Generalizar, eliminar, distorsionar

Actualizado: feb 10


Según un artículo publicado, en 2006, por Pedagogy, Culture & Society, nuestro cerebro procesa 11 millones de bits por segundo, pero solo es consciente de unos 75 bits por segundo. Sí, has leído bien: apenas captamos conscientemente el 0,0007% de la realidad. Ese 0,0007% lo convertimos en aquello que percibimos y los somete además a una serie de filtros para crear nuestra propia realidad, nuestro mapa mental, nuestro modelo del mundo.

La realidad que captan nuestros sentidos la sometemos, en primer lugar, a los 3 procesos universales de modelaje de la experiencia: el de generalización, eliminación y distorsión.

  1. Generalización: Cuando nuestro cerebro traslada algo que nos sucedió una vez a todas las experiencias similares, está generalizando. Gracias a este proceso sabemos, por ejemplo, que si ponemos la mano encima de una estufa que está encendida, nos quemaremos. O podemos subirnos a un coche y ponernos el cinturón sin tener que preguntar dónde está y cómo se abrocha.

  2. Eliminación: Cuando nuestro cerebro solo presta atención a ciertos aspectos de nuestra experiencia y excluye otros, está eliminando. Este proceso permite, por ejemplo, a una madre distinguir el llanto de su bebé en una sala llena de gente.

  3. Distorsión: Cuando nuestro cerebro deforma nuestra experiencia para darle el significado que queremos, está distorsionando. Este es el proceso que hace posible todas las creaciones artísticas (pintura, escultura, arquitectura, música, escritura...) y la mayoría de inventos o descubrimientos científicos.

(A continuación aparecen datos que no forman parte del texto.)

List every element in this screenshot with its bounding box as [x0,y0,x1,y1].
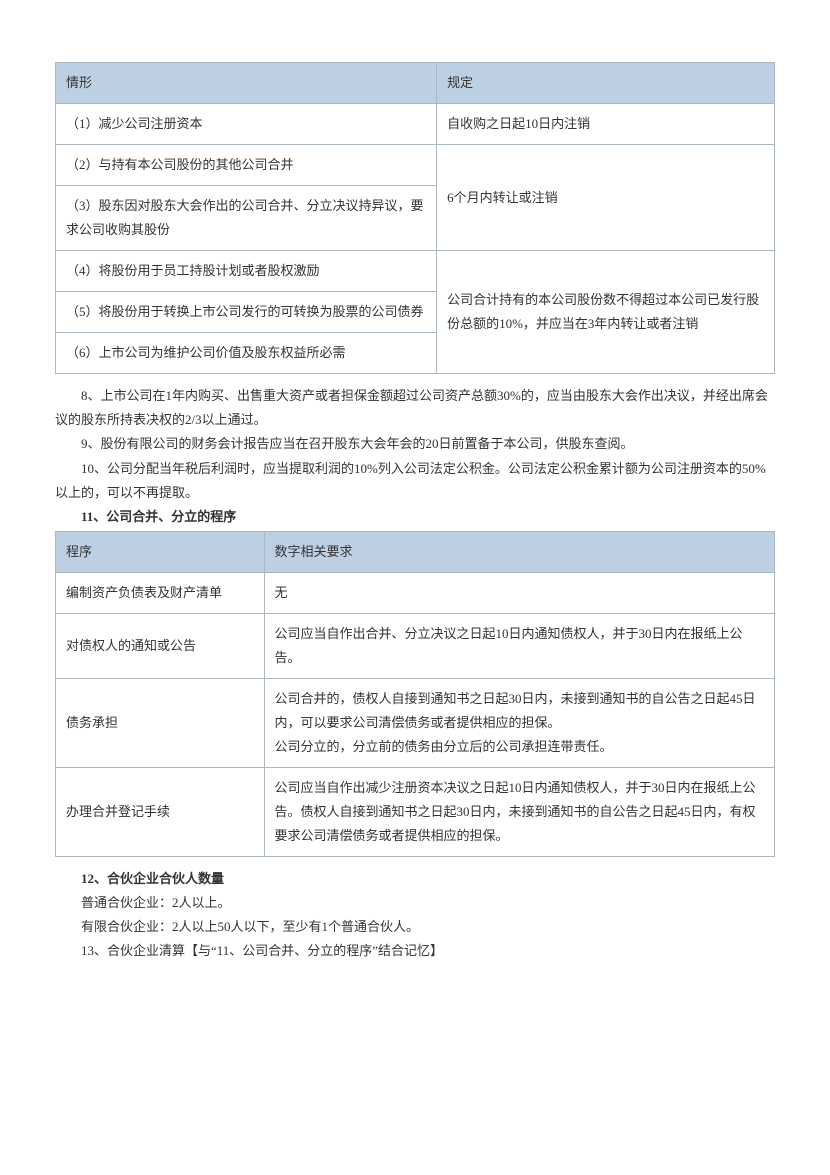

Generalizamos, eliminamos y distorsionamos constantemente la realidad. Como veis, estos procesos pueden resultarnos de gran utilidad para enfrentarnos al mundo en ciertos contextos, pero en muchos otros solo empobrecen el mapa que tenemos de él y limitan nuestra experiencia. Por ejemplo, de pequeños nos mordió un perro y, ahora, les tenemos pánico, porque pensamos que todos los perros muerden. Hacemos una generalización limitante.

O nos llama el jefe a su despacho para felicitarnos por nuestro trabajo y, de paso, nos pide, por favor, que intentemos llegar un poco antes a las reuniones del departamento. Nosotros omitimos esa felicitación y nos quedamos con que nuestro jefe cree que somos impuntuales. Hacemos una eliminación limitante.

O montamos una cena en casa, invitamos a cuatro amigos, solo viene uno de ellos y, decepcionados por el poco éxito de la convocatoria, llegamos a la conclusión de que los otros tres no han venido porque no nos quieren como amigos, cuando la realidad es que uno está de viaje por trabajo, otro se ha puesto enfermo a última hora, y al tercero la cena le coincide con su aniversario de boda y lógicamente ya tiene otros planes con su mujer.

Las generalizaciones, eliminaciones y distorsiones también aparecen constantemente en el uso cotidiano de nuestro lenguaje. Pero ojo, porque lo que pensamos o sentimos muchas veces no se corresponde exactamente con lo que decimos. Y ahí es donde surgen las interferencias en la comunicación. Para evitar las generalizaciones, conviene ser más específicos; las eliminaciones se combaten completando la información; y en las distorsiones hay que clarificar la parte del enunciado en la que dejamos volar la imaginación.

Utilizamos el lenguaje para representar y comunicar nuestra experiencia. Cuidémoslo, porque el límite de nuestro lenguaje es el límite de nuestro mundo.